Events
How to Choose the Best Model from a Large Language Model Zoo?
Centre for Networks, Communications and SystemsDate: 26 November 2025 Time: 15:00 - 16:00
Location: Mile end (room to be defined closer to the date)
Registration Link: https://forms.cloud.microsoft/e/qyVTHuH9X6 Please express your interest by 18/11/2025.
Title: How to Choose the Best Model from a Large Language Model Zoo?
Speaker: Prof. Shiqiang Wang
Abstract: Open-weight large language model (LLM) zoos provide access to numerous high-quality models, but selecting the appropriate model for specific tasks remains challenging and requires technical expertise. Most users simply want factually correct, safe, and satisfying responses without concerning themselves with model technicalities, while inference service providers prioritize minimizing operating costs. In this talk, I will share some of our recent progress towards choosing the best model in the presence of such competing interests. I will first introduce MESS+, a stochastic optimization algorithm for cost-optimal LLM request routing while providing rigorous service level agreement (SLA) compliance guarantees. MESS+ learns request satisfaction probabilities of LLMs in real-time as users interact with the system, based on which model selection decisions are made by solving a per-request optimization problem. Then, considering more sophisticated systems with lightweight local LLMs for processing simple tasks at high speed and large-scale cloud LLMs for handling multi-modal data sources, I will present TMO, a local-cloud LLM inference system with "Three-M" Offloading: Multi-modal, Multi-task, and Multi-dialogue. TMO leverages a strategy based on reinforcement learning (RL) to optimize the inference location and multi-modal data sources to use for each task/dialogue, aiming to maximize the long-term reward while adhering to resource constraints. Finally, I will conclude the talk by outlining some future directions.
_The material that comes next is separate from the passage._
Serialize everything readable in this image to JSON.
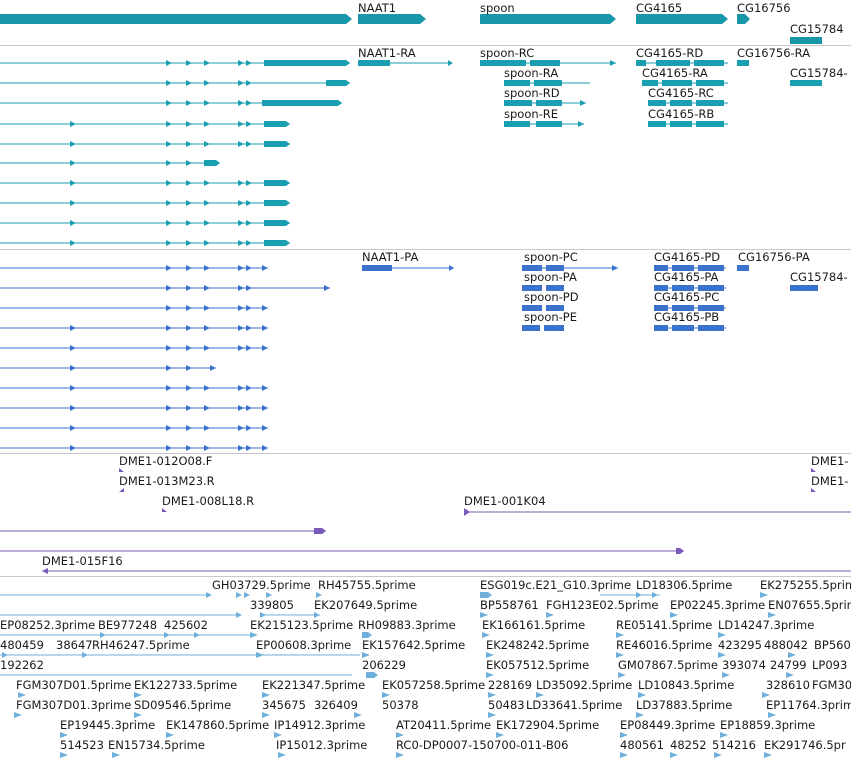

Speaker short-bio: Shiqiang Wang is a Professor of Artificial Intelligence in the Department of Computer Science, University of Exeter, United Kingdom. He was a researcher at IBM T. J. Watson Research Center, NY, United States until Oct. 2025. He received his Ph.D. from Imperial College London, United Kingdom, in 2015. His research focuses on the intersection of artificial intelligence (AI), distributed computing, and optimization, with a broad range of applications including large language models (LLMs), agentic AI, efficient model training and inference, and AI in distributed systems. He has made foundational contributions to edge computing and federated learning that generated both academic and industrial impact. Dr. Wang serves as an associate editor of the IEEE Transactions on Mobile Computing and IEEE Transactions on Parallel and Distributed Systems. He served as an area chair of major AI and machine learning conferences, including AAAI, ICLR, ICML, and NeurIPS. He received the IEEE Communications Society (ComSoc) Leonard G. Abraham Prize in 2021, IEEE ComSoc Best Young Professional Award in Industry in 2021, IBM Outstanding Technical Achievement Awards (OTAA) in 2019, 2021, 2022, and 2023, multiple Invention Achievement Awards from IBM since 2016, Best Paper Runner-Up of ACM MobiHoc 2025, and Best Student Paper Award of the Network and Information Sciences International Technology Alliance (NIS-ITA) in 2015.